Carlee stressed how dangerous prescription drugs can be.
“These are as dangerous as black market drugs,” she warned. “They are a risk to life.”
Carlee called for more “joined-up treatment” for young people who attend A&E with overdoses, such as being seen immediately and getting follow-up support afterwards. “When they get to hospital they are being seen by the crisis response teams and then when they get out they go and get more drugs,” she said.
“When they arrive at A&E they should be seen immediately, but when we took (one teenager) to Antrim Area Hospital, he was waiting, so he just walked out and didn’t even get help.”

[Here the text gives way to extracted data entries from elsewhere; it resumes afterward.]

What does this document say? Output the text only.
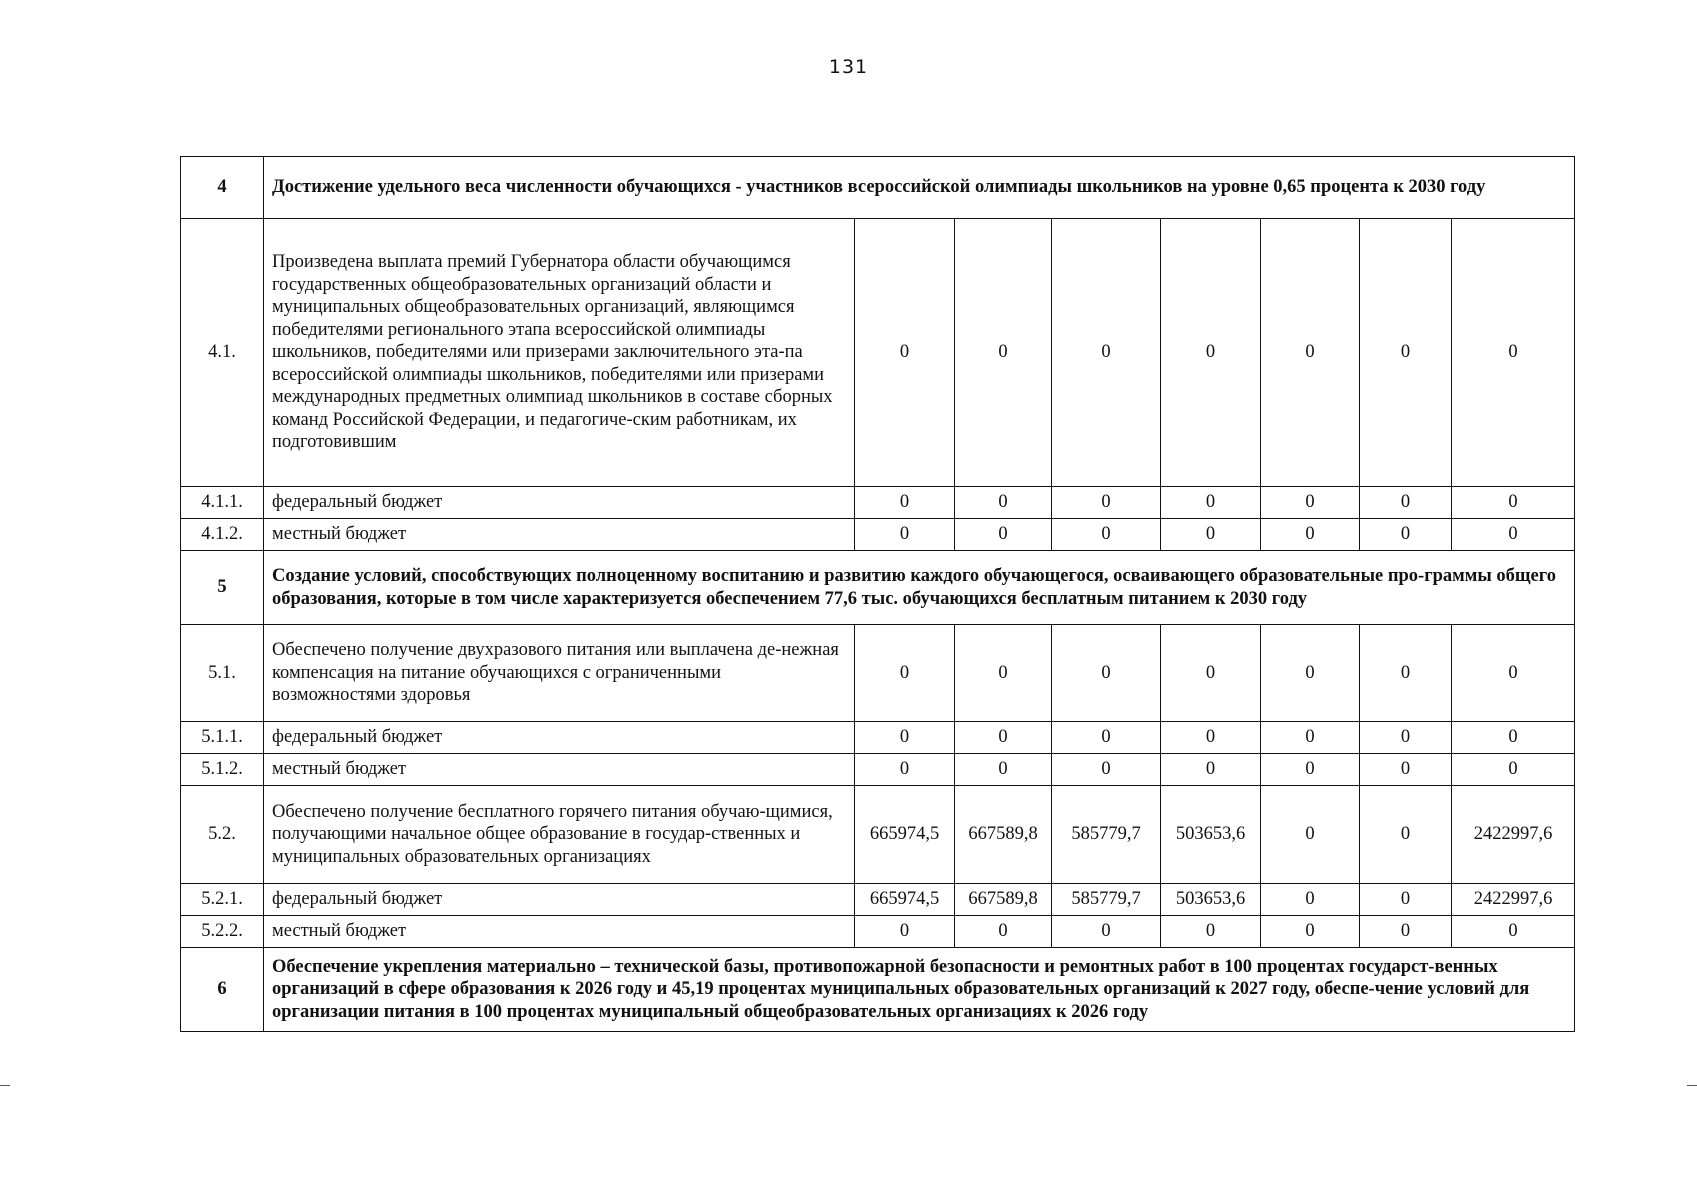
131
4	Достижение удельного веса численности обучающихся - участников всероссийской олимпиады школьников на уровне 0,65 процента к 2030 году							
4.1.	Произведена выплата премий Губернатора области обучающимся государственных общеобразовательных организаций области и муниципальных общеобразовательных организаций, являющимся победителями регионального этапа всероссийской олимпиады школьников, победителями или призерами заключительного эта-па всероссийской олимпиады школьников, победителями или призерами международных предметных олимпиад школьников в составе сборных команд Российской Федерации, и педагогиче-ским работникам, их подготовившим	0	0	0	0	0	0	0
4.1.1.	федеральный бюджет	0	0	0	0	0	0	0
4.1.2.	местный бюджет	0	0	0	0	0	0	0
5	Создание условий, способствующих полноценному воспитанию и развитию каждого обучающегося, осваивающего образовательные про-граммы общего образования, которые в том числе характеризуется обеспечением 77,6 тыс. обучающихся бесплатным питанием к 2030 году							
5.1.	Обеспечено получение двухразового питания или выплачена де-нежная компенсация на питание обучающихся с ограниченными возможностями здоровья	0	0	0	0	0	0	0
5.1.1.	федеральный бюджет	0	0	0	0	0	0	0
5.1.2.	местный бюджет	0	0	0	0	0	0	0
5.2.	Обеспечено получение бесплатного горячего питания обучаю-щимися, получающими начальное общее образование в государ-ственных и муниципальных образовательных организациях	665974,5	667589,8	585779,7	503653,6	0	0	2422997,6
5.2.1.	федеральный бюджет	665974,5	667589,8	585779,7	503653,6	0	0	2422997,6
5.2.2.	местный бюджет	0	0	0	0	0	0	0
6	Обеспечение укрепления материально – технической базы, противопожарной безопасности и ремонтных работ в 100 процентах государст-венных организаций в сфере образования к 2026 году и 45,19 процентах муниципальных образовательных организаций к 2027 году, обеспе-чение условий для организации питания в 100 процентах муниципальный общеобразовательных организациях к 2026 году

In order to protect both the PIPS workers and to ensure the youngsters get the support they need, Carlee says that her organisation will contact the PSNI in future cases of prescription drugs overdose in minors.

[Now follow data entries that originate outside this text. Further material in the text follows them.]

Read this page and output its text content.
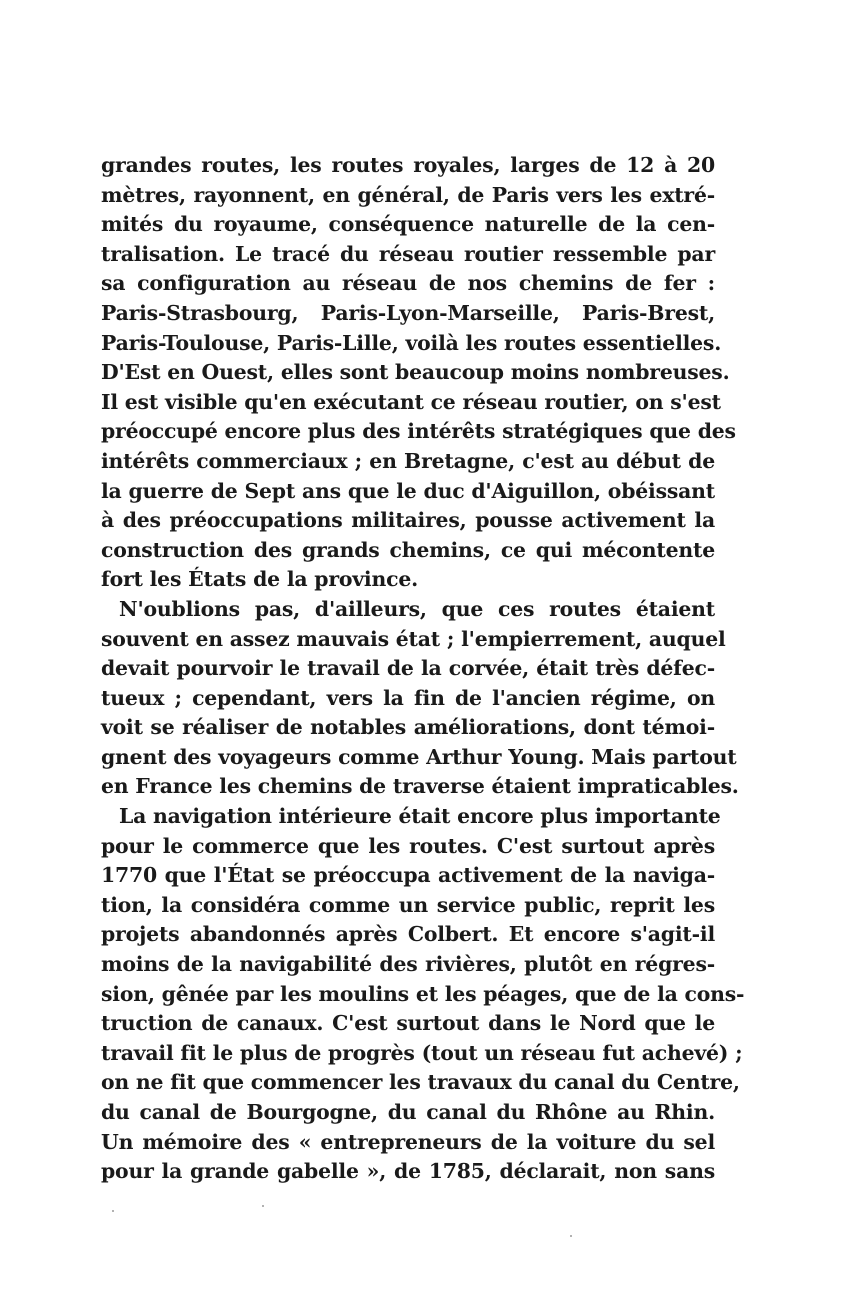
grandes routes, les routes royales, larges de 12 à 20
mètres, rayonnent, en général, de Paris vers les extré-
mités du royaume, conséquence naturelle de la cen-
tralisation. Le tracé du réseau routier ressemble par
sa configuration au réseau de nos chemins de fer :
Paris-Strasbourg, Paris-Lyon-Marseille, Paris-Brest,
Paris-Toulouse, Paris-Lille, voilà les routes essentielles.
D'Est en Ouest, elles sont beaucoup moins nombreuses.
Il est visible qu'en exécutant ce réseau routier, on s'est
préoccupé encore plus des intérêts stratégiques que des
intérêts commerciaux ; en Bretagne, c'est au début de
la guerre de Sept ans que le duc d'Aiguillon, obéissant
à des préoccupations militaires, pousse activement la
construction des grands chemins, ce qui mécontente
fort les États de la province.
N'oublions pas, d'ailleurs, que ces routes étaient
souvent en assez mauvais état ; l'empierrement, auquel
devait pourvoir le travail de la corvée, était très défec-
tueux ; cependant, vers la fin de l'ancien régime, on
voit se réaliser de notables améliorations, dont témoi-
gnent des voyageurs comme Arthur Young. Mais partout
en France les chemins de traverse étaient impraticables.
La navigation intérieure était encore plus importante
pour le commerce que les routes. C'est surtout après
1770 que l'État se préoccupa activement de la naviga-
tion, la considéra comme un service public, reprit les
projets abandonnés après Colbert. Et encore s'agit-il
moins de la navigabilité des rivières, plutôt en régres-
sion, gênée par les moulins et les péages, que de la cons-
truction de canaux. C'est surtout dans le Nord que le
travail fit le plus de progrès (tout un réseau fut achevé) ;
on ne fit que commencer les travaux du canal du Centre,
du canal de Bourgogne, du canal du Rhône au Rhin.
Un mémoire des « entrepreneurs de la voiture du sel
pour la grande gabelle », de 1785, déclarait, non sans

“We can’t wave a magic wand,” said Carlee. “If we go out to support someone we need the parents’ support and the parents need to be aware that they can ring the PSNI, as the police and GPs have powers we don’t.
“We have not had overdoses lead to death as yet but it could happen.”
She is also calling for stricter controls on certain prescription medication and on the sale of some over-the-counter pills.
PSNI spokesman Sergeant Brian Caskey commented: “The supply of prescription drugs is covered by the Misuse of Drugs Act. Generally, it is illegal to be in possession of a prescription drug if you have not been prescribed that medication by a medical professional. It is also illegal to supply or sell prescription medication without a licence.
“It is dangerous to take medication that has not been prescribed for you. We have solid local links with community groups like PIPS and it is important that we work in partnership to hammer home these drug misuse messages.
“Police are working hard to enforce the drugs laws with regard to illegal drugs such as cocaine, heroin and ecstasy. We will take a serious interest in dealers that are running side lines in prescription medication. But, it is important that we work together with other statutory agencies, schools and voluntary groups to raise awareness of the misuse of prescription medication,” he concluded.
PIPS Larne operates counselling services in conjunction with Addiction NI and Contact NI.
The organisation is looking for more volunteers to be trained up in interventions with drugs and suicide prevention.
For more information and advice, phone PIPS Larne on 07530 797716 on Monday-Friday from 9am-5pm. Alternatively, ring their 24-hour suicide prevention line on 08088088000.
A Belfast Trust spokesperson commented: “If a child presents to the Emergency Department (ED) following an overdose of prescription medications they will first be assessed by the ED team to ensure no adverse side effects. Once medically fit, the child will be assessed regarding the risk of further harm, and if necessary will remain in hospital and will be assessed by the Child and Adolescent Intervention team (CAIT).
“Those children for whom the risk is considered low, may be discharged home to the care of a responsible adult / parents for follow up by the CAIT team. “Typically this follow up happens within a day or two, at child’s home or by appointment. In all cases the child’s GP will be informed.”
No statement was available from the Northern Trust at the time of going to press.